Nombre de chercheurs se heurtent à son caractère énigmatique
et déroutant. Qu'est-ce que le patrimoine culturel Immatériel ?
D'où vient ce paradigme patrimonial ? Comment comprendre le
syntagme qui associe les termes de « patrimoine », de
« culture » et d' «immatérialité » ?
A travers un questionnement autour de la notion de patrimoine
culturel immatériel, nous nous attacherons à comprendre
l'émergence de ce concept nouveau à partir du texte fondateur
qu'est la convention de l'UNESCO de 2003. Le texte juridique
fait acte de ce patrimoine. Il devient une institution (il est
reconnu officiellement au même titre que le Patrimoine
Mondial posé par la convention de 1972). Il s'agit de réaliser la
genèse de ce patrimoine pour en saisir les principaux enjeux.

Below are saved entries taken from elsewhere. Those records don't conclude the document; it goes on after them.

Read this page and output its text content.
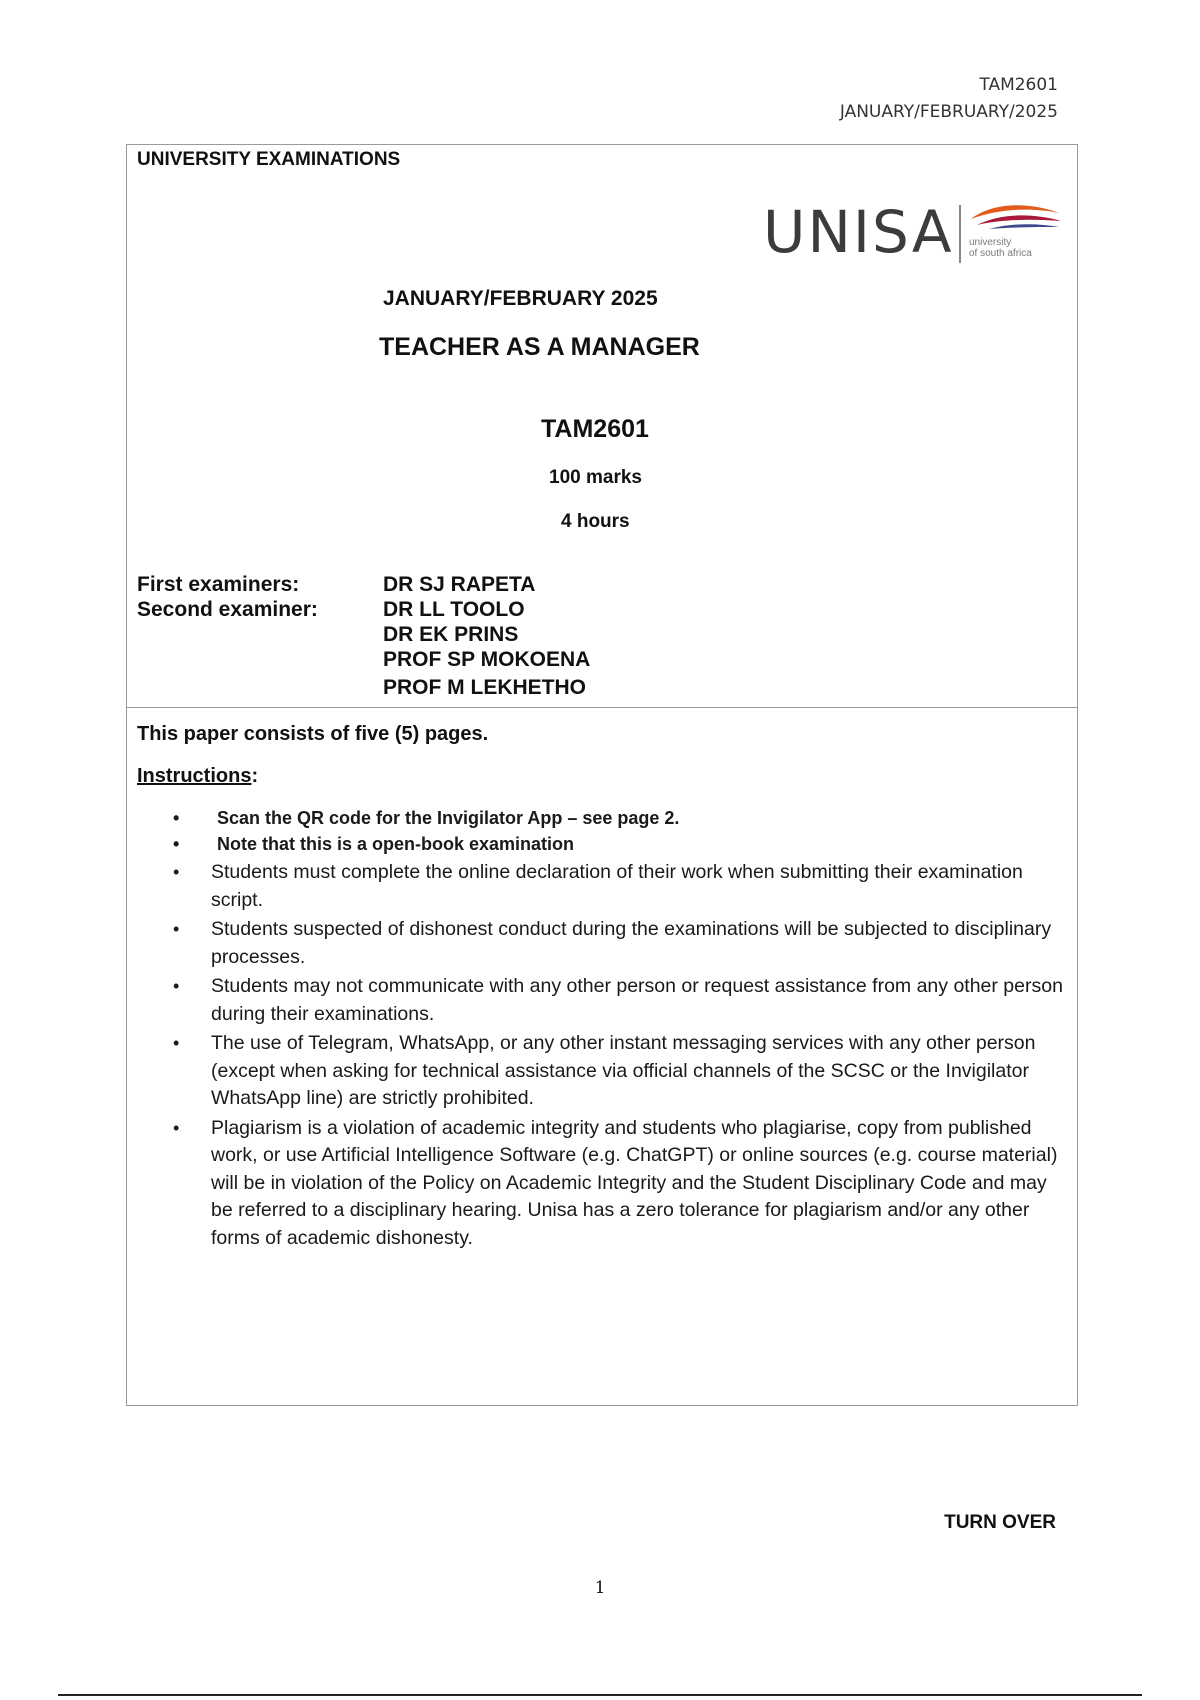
TAM2601
JANUARY/FEBRUARY/2025
UNIVERSITY EXAMINATIONS
UNISA university
of south africa
JANUARY/FEBRUARY 2025
TEACHER AS A MANAGER
TAM2601
100 marks
4 hours
First examiners:
Second examiner:
DR SJ RAPETA
DR LL TOOLO
DR EK PRINS
PROF SP MOKOENA
PROF M LEKHETHO
This paper consists of five (5) pages.
Instructions:
• Scan the QR code for the Invigilator App – see page 2.
• Note that this is a open-book examination
• Students must complete the online declaration of their work when submitting their examination script.
• Students suspected of dishonest conduct during the examinations will be subjected to disciplinary processes.
• Students may not communicate with any other person or request assistance from any other person during their examinations.
• The use of Telegram, WhatsApp, or any other instant messaging services with any other person (except when asking for technical assistance via official channels of the SCSC or the Invigilator WhatsApp line) are strictly prohibited.
• Plagiarism is a violation of academic integrity and students who plagiarise, copy from published work, or use Artificial Intelligence Software (e.g. ChatGPT) or online sources (e.g. course material) will be in violation of the Policy on Academic Integrity and the Student Disciplinary Code and may be referred to a disciplinary hearing. Unisa has a zero tolerance for plagiarism and/or any other forms of academic dishonesty.
TURN OVER
1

Le cas de l'Oasis de Figuig inscrite sur la liste indicative du
patrimoine de l'humanité de l'UNESCO depuis juin 2011
permet de mettre à l'épreuve le texte de la convention. Après
avoir présenté les enjeux et les objectifs de ma mission (à
Figuig en Avril 2012) et son intérêt en tant qu'étude de terrain,
on s'attachera à décrire dans un premier temps les caractères
généraux de l'oasis : espace au premier abord nié et délaissé.
L'oasis de Figuig est un territoire riche et situé à la croisée de
plusieurs cultures. Cet écosystème (élaboré par l'homme)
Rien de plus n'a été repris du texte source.